Fortunately I released a tool that does just that, called ilrt.contentmigrator, a year or so ago.
It takes content from old plone (eg 2.0) and exports it to a simple email style format of content and metadata, that can be reimported to a new plone site. Only problem was I hadnt updated all the tests and bits and pieces to release a plone 4 version yet. But since 4 had been out for some months, it was high time that I did, and this was the excuse I needed. I got the upgrade done and exported the site, where it ran happily in plone 4.
So now I had a working CMS back up on the old domain, and could run it up on an Amazon micro as a fully featured CMS again. So email my friend - its back you can edit it, only problem - its going to cost about 20 dollars a month.

Ahhh now of course I should of recalled that one of my friends defining characteristics was being a tight wad - the idea of paying hundreds of dollars over the next 5 years meant the site was effectively down again! So back to the drawing board. Ok so with all these free services / cloud technologies out there these days, there must be a cheaper solution. A quick hunt around and the answer was obvious, the CMS had no sophisticated features, so a free Google site would easily cover my friends requirements whilst not requiring the dropping of the site-like strucure and collaborative document nature that a simpler blog, such as a Wordpress solution might do.

So set up a Google site, now put the content in. Well of course I could just tell my friend to cut and paste it all, but Google has a pretty extensive data and provisioning API. I had already written a content migrator for Plone. Why not make it work between Plone and Google sites API as well. So using the python wrapper for the restful Atom feed based Google data APIs, I added an export tool that writes the basic content types and folders from Plone to a Google site.
The two share in common the storage paradigm of a NOSQL database and a folder like interface to content creation. Plone has an inherent folder like storage paradigm at an internal level implemented via its acquisition mechanism within the ZODB, whilst Google sites have a much thinner skin of folder like behaviour added by parent child node properties to the objects stored in its BigTable hash table cloud (the shared storage behind site, apps, app engine etc.)
As it turned out this meant that the writing of a migration tool to push the more metadata rich content from Plone to Google was quite straight forward. I rewrote the import to Plone script as an import to Google one, using the gdata library. So the site was up as a Google site. Change that domain ip again, and my friend had his site back, for free, hurray job done.

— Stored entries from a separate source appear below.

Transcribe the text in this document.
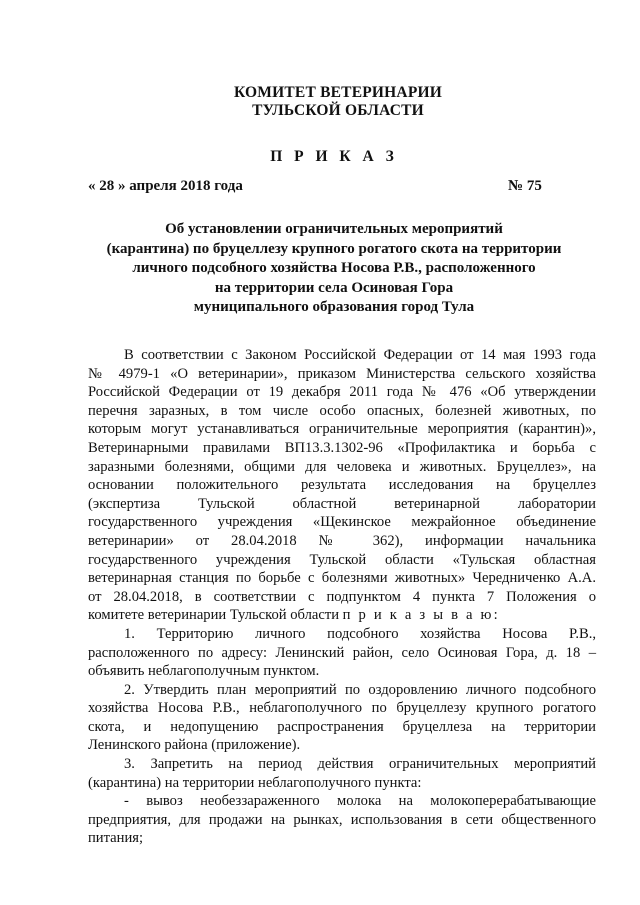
КОМИТЕТ ВЕТЕРИНАРИИ
ТУЛЬСКОЙ ОБЛАСТИ
П Р И К А З
« 28 » апреля 2018 года	№ 75
Об установлении ограничительных мероприятий
(карантина) по бруцеллезу крупного рогатого скота на территории
личного подсобного хозяйства Носова Р.В., расположенного
на территории села Осиновая Гора
муниципального образования город Тула

В соответствии с Законом Российской Федерации от 14 мая 1993 года

№ 4979-1 «О ветеринарии», приказом Министерства сельского хозяйства

Российской Федерации от 19 декабря 2011 года № 476 «Об утверждении

перечня заразных, в том числе особо опасных, болезней животных, по

которым могут устанавливаться ограничительные мероприятия (карантин)»,

Ветеринарными правилами ВП13.3.1302-96 «Профилактика и борьба с

заразными болезнями, общими для человека и животных. Бруцеллез», на

основании положительного результата исследования на бруцеллез

(экспертиза Тульской областной ветеринарной лаборатории

государственного учреждения «Щекинское межрайонное объединение

ветеринарии» от 28.04.2018 № 362), информации начальника

государственного учреждения Тульской области «Тульская областная

ветеринарная станция по борьбе с болезнями животных» Чередниченко А.А.

от 28.04.2018, в соответствии с подпунктом 4 пункта 7 Положения о

комитете ветеринарии Тульской области п р и к а з ы в а ю:

1. Территорию личного подсобного хозяйства Носова Р.В.,

расположенного по адресу: Ленинский район, село Осиновая Гора, д. 18 –

объявить неблагополучным пунктом.

2. Утвердить план мероприятий по оздоровлению личного подсобного

хозяйства Носова Р.В., неблагополучного по бруцеллезу крупного рогатого

скота, и недопущению распространения бруцеллеза на территории

Ленинского района (приложение).

3. Запретить на период действия ограничительных мероприятий

(карантина) на территории неблагополучного пункта:

- вывоз необеззараженного молока на молокоперерабатывающие

предприятия, для продажи на рынках, использования в сети общественного

питания;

However I couldn't quite leave it there. I had written a tool to move simple Plone sites to Google for free hosting. But there was probably at least as big a use case for moving more limited design, content types and workflow Google sites to Plone, when those sites customisation demands have outgrown their Google site origins. On top of that I should really write some tests and package things up properly to add these features to my new ilrt.contentmigrator release.
As it turned out migrating from Google site to Plone was a little harder, partly because the Google sites restful Atom API, doesn't expose the folder tree layer
of content by default. So all content is available from the root feed, but it misses empty folders out. Also there seemed to be a bug with getting the folder's (or filecabinets as Google sites calls them) summary text. I guess the API is still in Labs status so this may be fixed in time.

Anyhow I have released it as a first version for the standard folder, pages and file attachment types. So I hope somebody has reason to use the tool's new features, and can give me any feedback when they do.